Retailers and other companies have to make sure that they get products where they belong efficiently and quickly. Manhattan Associates (NASDAQ:MANH) helps its customers do exactly that, with its supply chain management tools providing helpful support. Coming into Manhattan Associates' fourth-quarter financial report on Tuesday, investors were looking for more growth from the company, and it delivered record results on the top and bottom lines that further established Manhattan Associates' ability to make progress. Let's take a closer look at how Manhattan Associates did and what could come next for the supply chain management company.
Will the records ever stop for Manhattan Associates?
Manhattan Associates' fourth-quarter performance was par for the course for longtime investors in the company. Revenue jumped 8% to $141.4 million, setting a new record for sales and largely meeting expectations among investors. Net income soared 30% to $26.4 million, and even after allowing for certain extraordinary items, adjusted earnings per share climbed to $0.39 per share, $0.04 above the consensus forecast among those following the stock.
A closer look at Manhattan Associates' results shows many of the same trends we've seen in past quarters. The services segment saw sales climb 10%, with faster growth in professional services and with customer support and software enhancement revenue lagging behind with growth of just 3%. Hardware-related and other revenue was up less than 2%, with the billed-travel portion of that figure falling from year-ago levels.
Geographically, Manhattan Associates performed best in the Americas, where revenue climbed 8% and operating income jumped by nearly 30%. The Europe/Middle East/Africa saw its operating income nearly double, but revenue in the Asia-Pacific region fell from its year-earlier performance as currency impacts affected its numbers.
The sales team at Manhattan Associates kept up its strong performance, bringing in six contracts with recognized licensing revenue of $1 million or more. New customers included Eddie Bauerand MVP Group, and the company also expanded relationships with companies like Heineken and Coach (NYSE:TPR).
CEO Eddie Capel was happy about the company's success. "This marks our fourth consecutive year of record revenue and earnings per share," Capel said, pointing to "demand for our omni-channel store and distribution management solutions" in powering growth.

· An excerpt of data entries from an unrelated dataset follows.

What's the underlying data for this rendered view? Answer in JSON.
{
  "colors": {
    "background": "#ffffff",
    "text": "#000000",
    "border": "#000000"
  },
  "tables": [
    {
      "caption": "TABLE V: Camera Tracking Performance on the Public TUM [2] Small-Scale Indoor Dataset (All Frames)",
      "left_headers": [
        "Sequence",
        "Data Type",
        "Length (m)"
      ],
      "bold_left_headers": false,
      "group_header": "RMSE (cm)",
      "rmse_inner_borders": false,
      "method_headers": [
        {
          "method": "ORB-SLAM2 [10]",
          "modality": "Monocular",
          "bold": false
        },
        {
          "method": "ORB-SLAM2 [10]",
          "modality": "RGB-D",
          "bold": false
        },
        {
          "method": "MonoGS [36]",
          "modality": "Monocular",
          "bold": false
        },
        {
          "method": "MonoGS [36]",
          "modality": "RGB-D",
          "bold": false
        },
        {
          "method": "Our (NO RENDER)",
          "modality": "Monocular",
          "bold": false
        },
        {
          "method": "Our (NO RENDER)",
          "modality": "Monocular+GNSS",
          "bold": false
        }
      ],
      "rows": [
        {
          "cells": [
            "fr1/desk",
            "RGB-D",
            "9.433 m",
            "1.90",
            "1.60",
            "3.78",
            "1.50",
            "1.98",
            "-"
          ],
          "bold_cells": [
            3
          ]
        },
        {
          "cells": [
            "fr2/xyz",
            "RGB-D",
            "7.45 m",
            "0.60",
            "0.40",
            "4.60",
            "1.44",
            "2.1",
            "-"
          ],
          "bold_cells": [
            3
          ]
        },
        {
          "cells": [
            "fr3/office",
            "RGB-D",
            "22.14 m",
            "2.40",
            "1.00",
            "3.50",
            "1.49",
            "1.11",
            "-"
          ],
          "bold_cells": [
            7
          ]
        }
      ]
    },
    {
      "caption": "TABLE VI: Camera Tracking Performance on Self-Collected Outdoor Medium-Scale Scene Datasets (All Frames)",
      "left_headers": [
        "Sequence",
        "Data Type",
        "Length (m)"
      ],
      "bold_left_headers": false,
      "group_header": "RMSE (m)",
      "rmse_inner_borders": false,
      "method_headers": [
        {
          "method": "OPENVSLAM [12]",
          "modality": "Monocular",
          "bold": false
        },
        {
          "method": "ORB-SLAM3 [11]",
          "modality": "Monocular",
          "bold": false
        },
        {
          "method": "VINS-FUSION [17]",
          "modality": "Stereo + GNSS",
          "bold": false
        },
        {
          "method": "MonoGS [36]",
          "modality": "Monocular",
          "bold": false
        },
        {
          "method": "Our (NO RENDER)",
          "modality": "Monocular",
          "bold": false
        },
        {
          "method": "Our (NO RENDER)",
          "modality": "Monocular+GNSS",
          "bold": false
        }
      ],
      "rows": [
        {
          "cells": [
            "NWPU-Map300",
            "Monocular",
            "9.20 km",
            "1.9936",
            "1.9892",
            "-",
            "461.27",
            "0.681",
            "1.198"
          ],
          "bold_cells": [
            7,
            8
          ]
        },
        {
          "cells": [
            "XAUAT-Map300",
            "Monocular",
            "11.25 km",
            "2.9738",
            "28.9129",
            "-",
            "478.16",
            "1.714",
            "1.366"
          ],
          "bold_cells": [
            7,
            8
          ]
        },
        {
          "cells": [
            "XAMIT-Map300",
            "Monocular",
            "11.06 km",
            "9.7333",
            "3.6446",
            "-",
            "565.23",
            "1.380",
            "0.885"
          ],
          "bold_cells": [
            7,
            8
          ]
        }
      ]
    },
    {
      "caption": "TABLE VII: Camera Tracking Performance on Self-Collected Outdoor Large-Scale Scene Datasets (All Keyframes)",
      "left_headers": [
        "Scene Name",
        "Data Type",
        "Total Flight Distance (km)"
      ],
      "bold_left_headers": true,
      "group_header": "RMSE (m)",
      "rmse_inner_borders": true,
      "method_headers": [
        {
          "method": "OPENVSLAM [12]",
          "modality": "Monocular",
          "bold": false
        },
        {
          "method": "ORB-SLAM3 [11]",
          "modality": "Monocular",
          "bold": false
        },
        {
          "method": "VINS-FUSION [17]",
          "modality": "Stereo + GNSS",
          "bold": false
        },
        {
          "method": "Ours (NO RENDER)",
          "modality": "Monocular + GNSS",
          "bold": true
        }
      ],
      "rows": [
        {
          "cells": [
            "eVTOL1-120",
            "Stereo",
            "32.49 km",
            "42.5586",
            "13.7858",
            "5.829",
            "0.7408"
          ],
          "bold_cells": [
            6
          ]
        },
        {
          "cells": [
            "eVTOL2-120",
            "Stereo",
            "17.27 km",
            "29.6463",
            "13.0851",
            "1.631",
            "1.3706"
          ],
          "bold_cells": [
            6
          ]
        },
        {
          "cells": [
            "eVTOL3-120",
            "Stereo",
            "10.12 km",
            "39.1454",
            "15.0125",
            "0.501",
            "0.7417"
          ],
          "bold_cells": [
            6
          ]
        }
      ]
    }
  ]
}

Can Manhattan Associates keep moving forward?
Capel sees plenty of good things ahead. "Despite persistent global macro sluggishness," the CEO said, "we will continue to be a serial investor in innovation and focus on the customers to increase market share."
Manhattan Associates' guidance for 2016 was similarly upbeat. The company expects to post revenue of $609 million to $615 million, which would represent growth of between 9.5% and 10.5% and be consistent with current expectations among investors. Manhattan Associates believes that its adjusted earnings per share for 2016 will be within a range of $1.69 to $1.72, which is above the $1.66 per share consensus forecast currently held by investors. That would equate to growth of 11% to 13%.
The big question is whether Manhattan Associates will enjoy the success of its customers. For instance, Coach enjoyed a relatively solid holiday season, and that could bolster its relationship with the supply chain management solutions provider in future quarters. If Coach or other customers start to have more trouble, then they might not be as willing to use the supply chain products that Manhattan Associates provides.
Manhattan Associates stock fared reasonably well, rising about 2% in after-hours trading following the announcement. Still, with a lofty valuation, investors are counting on future growth to justify the current share price for the company. Manhattan Associates will need to keep executing well to keep investors satisfied throughout 2016 and beyond.